After Thursday’s BZA meeting, Thaler read a short statement thanking his fellow board members and a who’s who list of city servants, politicians and family members. His resignation after 19 years of service to the town was no surprise as a city council member had allegedly leaked news of his looming announcement several weeks ago.
The real surprise came later as chairperson Susan Davis announced that she too, would be resigning.
“I don’t mean to steal your thunder Jeff, but I too will be stepping down from the Board of Zoning Appeals,” she said, fighting back a few tears.
In an email this week, Davis explained the reasoning behind her resignation after 12 years.

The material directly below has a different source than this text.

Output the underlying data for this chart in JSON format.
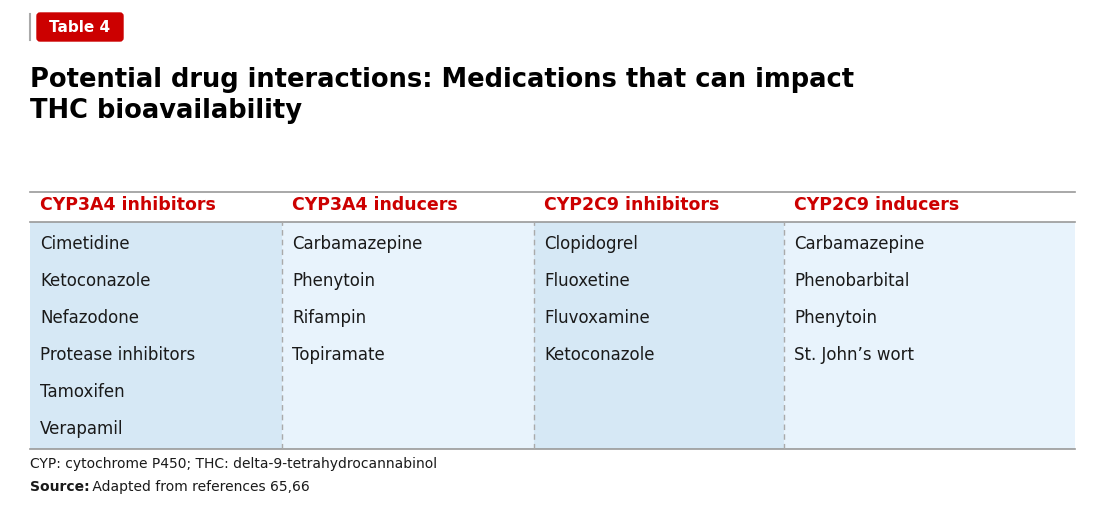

“With honor, I represented my town of Ocean City, but the dynamics of the city have changed, and it was the right time for me to step down,” she said. “I leave with tremendous respect and gratitude to Mayor Mathias, Mayor Meehan, Jeff Thaler, Jack Eschenburg, Blaine Smith, Maggie Fussel and Kay Stroud and Hank Westfall.”
Davis was appointed by Mathias and was named to the board after the passing of former BZA member, Kate Bunting, Davis’ mother.
The BZA is made up of five members and two alternates, but the resignation of both Davis and Thaler leaves two vacant seats in the alternate positions, as alternates Dean Langrall, and Lanny Hickman will be moved up and assume the duties of the departing members, according to Mayor Rick Meehan.
“I have a few names that I’m going to bring to the City Council in the next few weeks to start with the interview process for the open alternate positions on the BZA,” said Meehan, “Susan [Davis] and Jeff [Thaler] served their community well, and we are thankful for their service.”
As per the town code, BZA members are chosen by the mayor and appointed after going through an interview process with the council.
Meehan said the silver lining in all of this is that new training sessions that are on the horizon for all city board members will be beneficial to any new appointees.
“You need to have someone that is familiar with the tough subjects that the BZA deals with, like exceptions and variances,” said Meehan. “With these training sessions coming up, this may have been the right time to get the new members up to speed.”